Illustrator David Janes has created the button badge, now available to buy, in protest against the Thomas Heatherwick-designed 'Garden Bridge'


It's a familiar story, and one that happens in every walk of life, from politics to pop music - one day you're the best thing since sliced bread and the next - well, people aren't being so nice all of a sudden.

The world of design and architecture is no exception, as British design polymath Thomas Heatherwick found out recently when his design for a new 'garden bridge' over the River Thames was almost universally panned by everyone with a serious interest in London and what happens there.

Complaints tended to focus on reports that groups of more than eight people would have to get permission to use the bridge and that it would be closed at night. There was also ire at the idea that it would be closed occasionally for private functions.

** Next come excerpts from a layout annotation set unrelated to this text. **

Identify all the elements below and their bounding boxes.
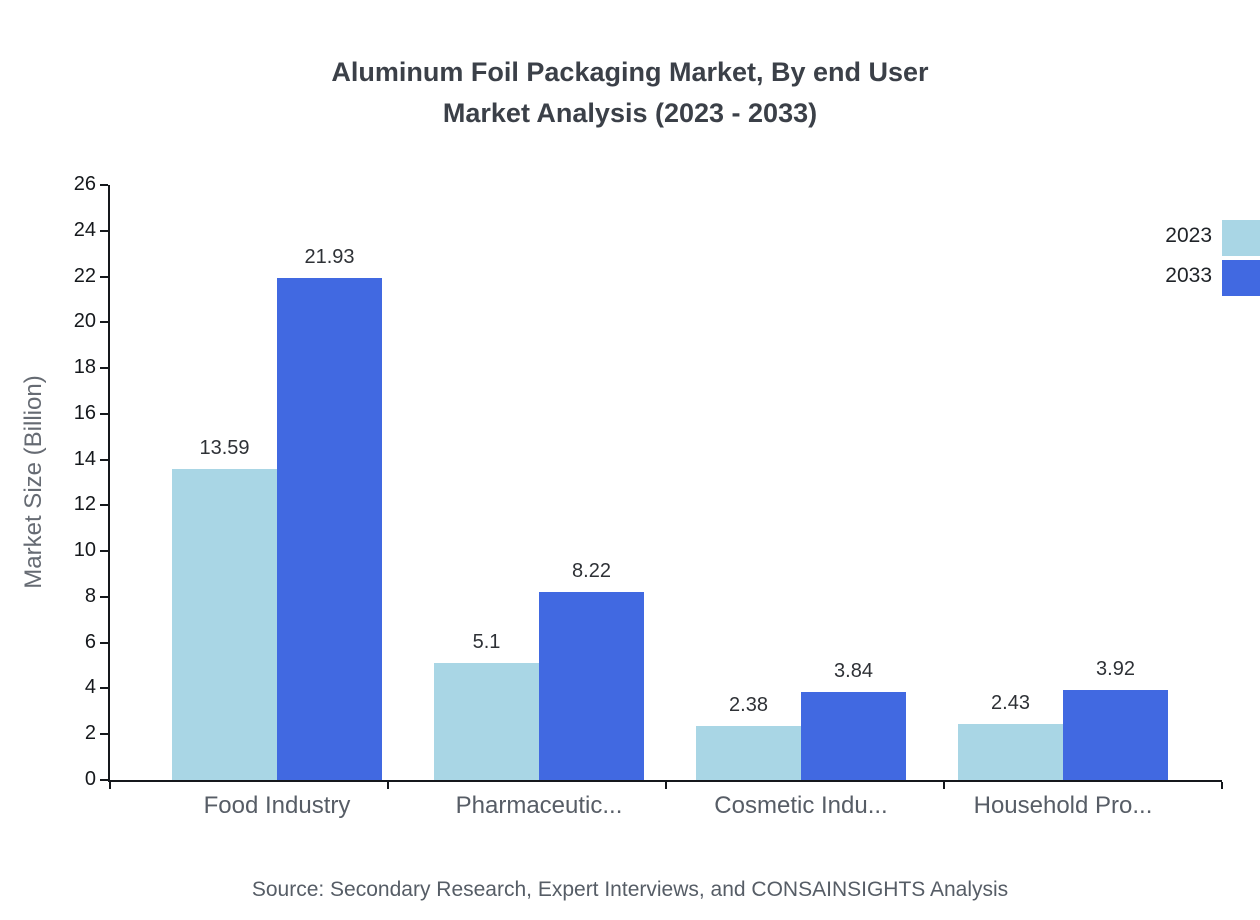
- y-tick: [100, 779, 108, 781]
- y-tick: [100, 184, 108, 186]
- legend-label-2023: 2023: [1165, 224, 1212, 247]
- category-label-pharmaceutic: Pharmaceutic...: [455, 792, 623, 819]
- bar-2033-pharmaceutic: [539, 591, 644, 780]
- y-tick-label: 16: [73, 401, 96, 424]
- bar-2033-food-industry: [277, 278, 382, 780]
- y-tick: [100, 687, 108, 690]
- y-tick-label: 6: [84, 630, 96, 653]
- category-label-food-industry: Food Industry: [203, 792, 351, 819]
- chart-title-line1: Aluminum Foil Packaging Market, By end U…: [331, 57, 929, 87]
- bar-value-label: 2.43: [991, 692, 1030, 715]
- x-axis-line: [108, 780, 1222, 782]
- x-tick: [943, 782, 945, 789]
- y-tick: [100, 595, 108, 598]
- bar-value-label: 3.84: [834, 660, 873, 683]
- y-tick-label: 0: [84, 768, 96, 790]
- y-tick: [100, 275, 108, 278]
- bar-2023-cosmetic-indu: [696, 725, 801, 780]
- y-tick: [100, 367, 108, 370]
- y-tick-label: 24: [73, 218, 96, 241]
- bar-2033-cosmetic-indu: [801, 692, 906, 780]
- bar-2023-pharmaceutic: [434, 663, 539, 780]
- category-label-household-pro: Household Pro...: [973, 792, 1153, 819]
- y-tick-label: 12: [73, 493, 96, 516]
- y-tick: [100, 229, 108, 232]
- source-note: Source: Secondary Research, Expert Inter…: [251, 878, 1009, 901]
- y-tick-label: 4: [84, 676, 96, 699]
- category-label-cosmetic-indu: Cosmetic Indu...: [714, 792, 888, 819]
- bar-value-label: 5.1: [472, 631, 501, 654]
- bar-value-label: 2.38: [729, 693, 768, 716]
- y-tick: [100, 504, 108, 507]
- legend-swatch-2033: [1222, 260, 1260, 296]
- chart-title-line2: Market Analysis (2023 - 2033): [442, 98, 818, 128]
- y-tick: [100, 641, 108, 644]
- y-tick-label: 10: [73, 539, 96, 562]
- bar-value-label: 13.59: [199, 436, 250, 459]
- y-tick-label: 22: [73, 264, 96, 287]
- y-tick-label: 18: [73, 356, 96, 379]
- y-tick: [100, 321, 108, 324]
- bar-2023-food-industry: [172, 468, 277, 780]
- bar-value-label: 3.92: [1096, 658, 1135, 681]
- x-tick: [665, 782, 667, 789]
- bar-2023-household-pro: [958, 724, 1063, 780]
- y-tick: [100, 733, 108, 736]
- y-tick: [100, 550, 108, 553]
- y-tick-label: 20: [73, 310, 96, 333]
- legend-swatch-2023: [1222, 220, 1260, 256]
- y-tick: [100, 412, 108, 415]
- y-tick-label: 14: [73, 447, 96, 470]
- y-tick-label: 26: [73, 173, 96, 195]
- x-tick: [387, 782, 389, 789]
- bar-2033-household-pro: [1063, 690, 1168, 780]
- bar-value-label: 21.93: [304, 246, 355, 269]
- y-tick-label: 8: [84, 584, 96, 607]
- chart-title: Aluminum Foil Packaging Market, By end U…: [0, 52, 1260, 134]
- y-tick-label: 2: [84, 722, 96, 745]
- y-tick: [100, 458, 108, 461]
- bar-value-label: 8.22: [572, 559, 611, 582]
- x-tick: [109, 782, 111, 789]
- x-tick: [1221, 782, 1223, 789]
- legend-label-2033: 2033: [1165, 264, 1212, 287]
- y-axis-line: [108, 185, 110, 782]
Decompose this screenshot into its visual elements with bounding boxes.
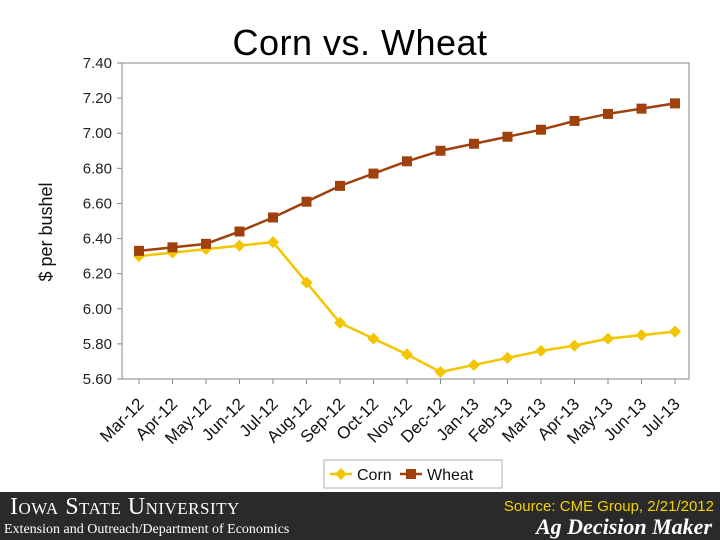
wheat-point (469, 138, 479, 149)
line-chart: 7.40 7.20 7.00 6.80 6.60 6.40 6.20 6.00 5.80 5.60… (36, 55, 690, 489)
corn-point (334, 316, 346, 329)
wheat-point (167, 242, 178, 253)
x-axis-ticks: Mar-12Apr-12May-12Jun-12Jul-12Aug-12Sep-… (96, 379, 684, 448)
corn-point (468, 358, 480, 371)
x-tick-label: Jul-13 (638, 394, 684, 440)
wheat-point (569, 115, 580, 126)
corn-point (635, 329, 648, 342)
corn-point (568, 339, 581, 352)
plot-area (121, 62, 690, 380)
corn-point (300, 276, 313, 289)
y-tick-label: 5.80 (83, 336, 112, 353)
corn-point (267, 236, 279, 249)
wheat-point (134, 245, 144, 256)
wheat-point (502, 131, 513, 142)
chart-title: Corn vs. Wheat (232, 22, 488, 63)
legend-marker-corn (335, 468, 347, 480)
y-tick-label: 6.80 (83, 160, 112, 177)
y-tick-label: 6.40 (83, 231, 112, 248)
wheat-point (402, 156, 412, 167)
wheat-point (201, 238, 211, 249)
y-tick-label: 7.40 (83, 55, 112, 72)
wheat-point (335, 180, 345, 191)
y-tick-label: 6.60 (83, 195, 112, 212)
corn-point (535, 344, 547, 357)
wheat-point (301, 196, 312, 207)
footer-bar: Iowa State University Extension and Outr… (0, 492, 720, 540)
y-tick-label: 7.20 (83, 90, 112, 107)
y-axis-ticks: 7.40 7.20 7.00 6.80 6.60 6.40 6.20 6.00 5.80 5.60 (83, 55, 122, 388)
wheat-point (234, 226, 245, 237)
wheat-point (435, 145, 446, 156)
corn-point (669, 325, 681, 338)
wheat-point (603, 108, 613, 119)
corn-point (233, 239, 246, 252)
plot-border (121, 62, 690, 380)
product-name: Ag Decision Maker (536, 514, 712, 539)
source-note: Source: CME Group, 2/21/2012 (503, 498, 714, 515)
corn-point (434, 365, 447, 378)
corn-point (367, 332, 380, 345)
y-tick-label: 5.60 (83, 371, 112, 388)
department-text: Extension and Outreach/Department of Eco… (4, 522, 290, 537)
series-layer (133, 98, 681, 378)
legend-label-wheat: Wheat (427, 467, 474, 484)
university-logo-text: Iowa State University (10, 494, 240, 520)
series-corn (133, 236, 681, 378)
wheat-point (368, 168, 379, 179)
y-tick-label: 7.00 (83, 125, 112, 142)
legend-marker-wheat (406, 469, 416, 479)
legend-label-corn: Corn (357, 467, 392, 484)
y-tick-label: 6.20 (83, 266, 112, 283)
wheat-line (138, 102, 676, 253)
wheat-point (636, 103, 647, 114)
wheat-point (536, 124, 546, 135)
wheat-point (268, 212, 278, 223)
y-axis-label: $ per bushel (36, 182, 56, 281)
y-tick-label: 6.00 (83, 301, 112, 318)
series-wheat (134, 98, 680, 256)
corn-point (401, 348, 413, 361)
corn-point (602, 332, 614, 345)
legend: Corn Wheat (323, 459, 503, 489)
corn-point (501, 351, 514, 364)
wheat-point (670, 98, 680, 109)
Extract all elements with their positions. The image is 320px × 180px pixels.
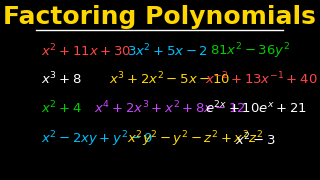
Text: $x^{-2}+13x^{-1}+40$: $x^{-2}+13x^{-1}+40$ <box>205 71 317 88</box>
Text: $x^2+11x+30$: $x^2+11x+30$ <box>41 43 132 59</box>
Text: $e^{2x}+10e^{x}+21$: $e^{2x}+10e^{x}+21$ <box>205 99 307 116</box>
Text: $x^3+8$: $x^3+8$ <box>41 71 82 88</box>
Text: $x^2-3$: $x^2-3$ <box>235 131 276 148</box>
Text: $3x^2+5x-2$: $3x^2+5x-2$ <box>127 43 208 59</box>
Text: $x^2-2xy+y^2-9$: $x^2-2xy+y^2-9$ <box>41 130 154 149</box>
Text: $x^2+4$: $x^2+4$ <box>41 99 82 116</box>
Text: $x^2y^2-y^2-z^2+x^2z^2$: $x^2y^2-y^2-z^2+x^2z^2$ <box>127 130 263 149</box>
Text: $81x^2-36y^2$: $81x^2-36y^2$ <box>210 41 290 61</box>
Text: Factoring Polynomials: Factoring Polynomials <box>3 5 316 29</box>
Text: $x^4+2x^3+x^2+8x-12$: $x^4+2x^3+x^2+8x-12$ <box>94 99 246 116</box>
Text: $x^3+2x^2-5x-10$: $x^3+2x^2-5x-10$ <box>109 71 230 88</box>
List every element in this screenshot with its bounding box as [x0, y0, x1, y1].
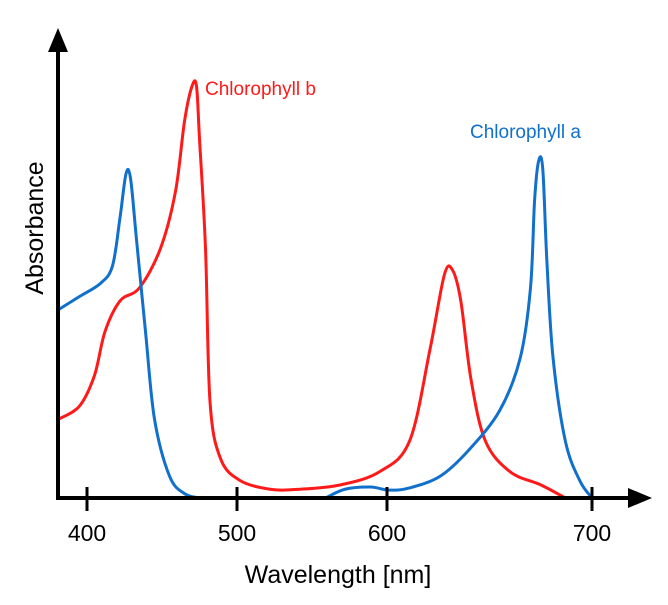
y-axis-label: Absorbance [21, 161, 49, 294]
x-tick-label: 600 [368, 520, 406, 546]
x-tick-label: 500 [218, 520, 256, 546]
y-axis-arrow-icon [48, 28, 68, 52]
x-ticks: 400 500 600 700 [68, 487, 611, 546]
x-axis-arrow-icon [628, 488, 652, 508]
x-tick-label: 700 [573, 520, 611, 546]
series-line-chlorophyll-b-0 [57, 79, 567, 500]
x-axis-label: Wavelength [nm] [245, 561, 432, 589]
x-tick-label: 400 [68, 520, 106, 546]
series-line-chlorophyll-a-0 [57, 167, 200, 500]
curves [57, 79, 594, 500]
series-label-chlorophyll-a: Chlorophyll a [470, 122, 581, 143]
series-line-chlorophyll-a-1 [324, 155, 594, 500]
series-label-chlorophyll-b: Chlorophyll b [205, 79, 316, 100]
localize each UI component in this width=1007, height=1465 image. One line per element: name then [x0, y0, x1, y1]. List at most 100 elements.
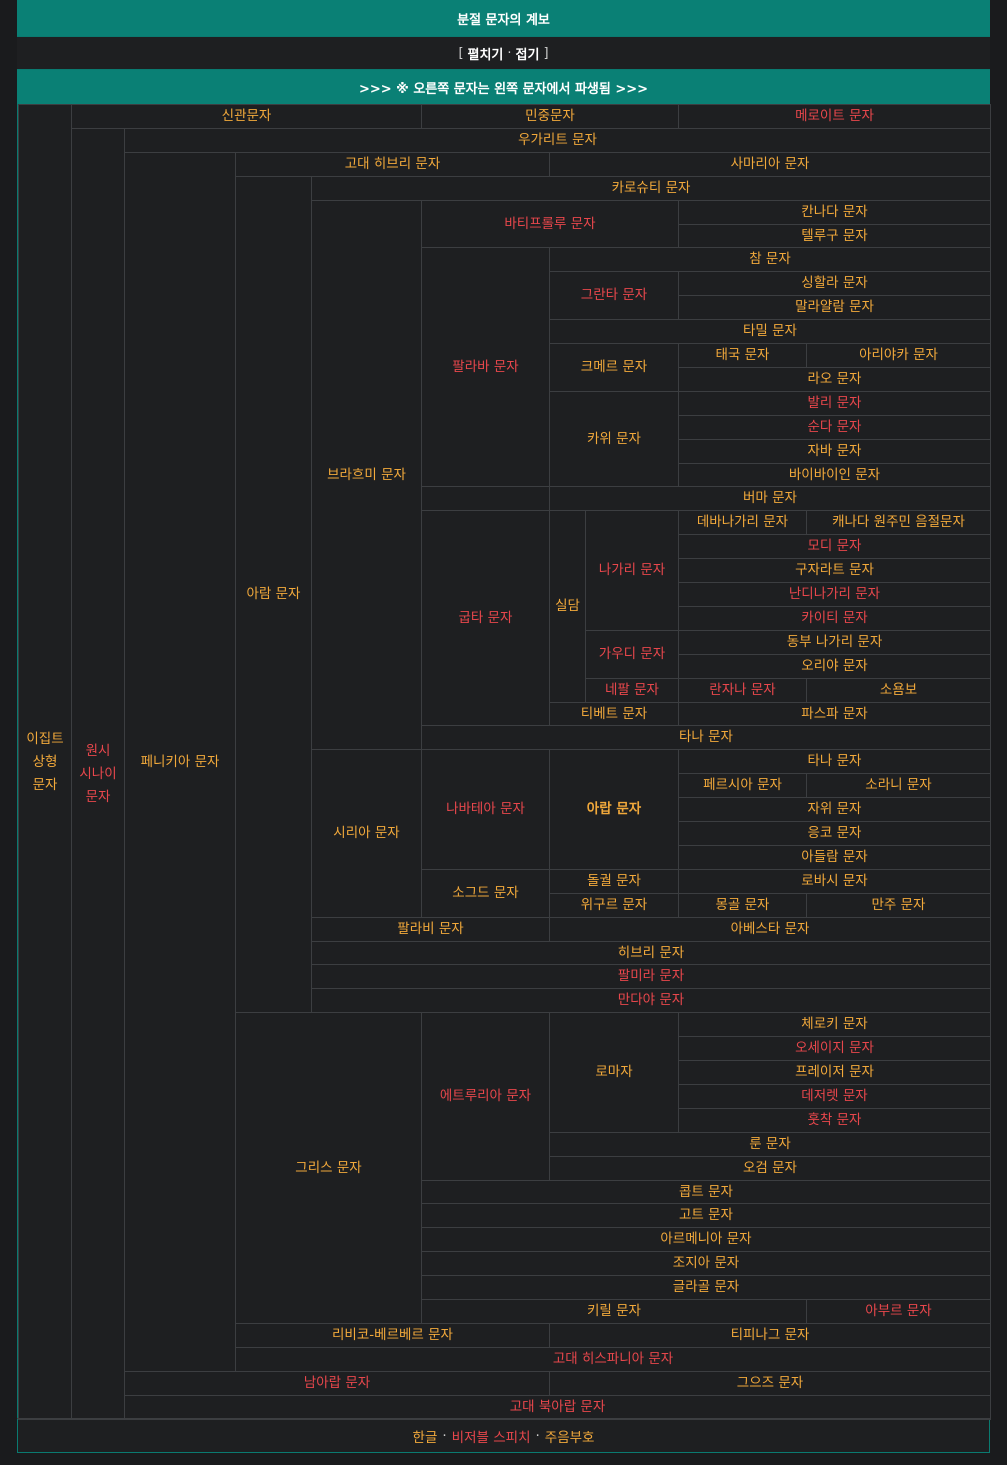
- script-kharosthi[interactable]: 카로슈티 문자: [311, 176, 991, 201]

The Observer's Rowan Moore said: 'It is not a tranquil walk in woodlands. It is not a genuinely public place. It is not free. It is not a well-conceived piece of transport infrastructure. It is a crowded and overstyled chunk of heavy engineering garnished with urban parsley.

'It is an ill-informed gamble with one of the great places of Britain.'

Thomas Heatherwick Garden Bridge

The proposed Garden Bridge. Picture: Arup

The man once vaunted as the Leonardo da Vinci of our times now seems more like the design world's answer to Nick Clegg. Like Clegg (the politician who drew the Liberal Democrats into a controversial coalition with the Conservatives and went in the process from everybody's favourite truth-talker to just another career politician) Heatherwick has, so many people seem to think, got a bit too close to the Tories himself - and a bit above ordinary folk; in doing so he may have fallen foul of the very people who once saw him as a leading light.

The latest salvo in the War on Heatherwick comes from illustrator David Janes, who has created a Stop Heatherwick Now button-badge.

'I do not believe wasting vast quantities of public cash on a vanity project which will cause mass overcrowding in an already swamped location would be beneficial to London,' says Janes, referring to the Garden Bridge. He continues: 'Londoners are already saddled with an expensive bus that does not work and often I find myself wondering whether Thomas Heatherwick had a wonderful dream and somehow we are all forced to live inside of it.'

The idea for the badge came from a Tweet by the journalist Owen Hatherley, who opined:

 

Aftter seeing the Tweet, Janes says he 'thought, "yes, a badge. That will stop the bridge being built", and within minutes, I had placed an order for 500 badges'.

The badges are available for £1 + P&P.

Of course, success always comes with criticism - ask Zaha Hadid or Frank Gehry. But there's also the fact that the bigger the project - and the more people it affects - the more angry people are going to get if they don't think it offers what it should to the people who will use it - especially if, like the garden bridge, it's part-funded by the taxpayer.

What does Heatherwick think of this? It's hard to tell. He isn't on Twitter and it's anyone's guess whether he knows about the badge. He can't, however, have avoided the general criticism altogether.

To our knowledge, design degrees don't teach you how to deal with a public mauling, but if you're going to be successful and work on large public projects, it's probably something you'll have to get used to - perhaps Heatherwick could ask Hadid for some advice?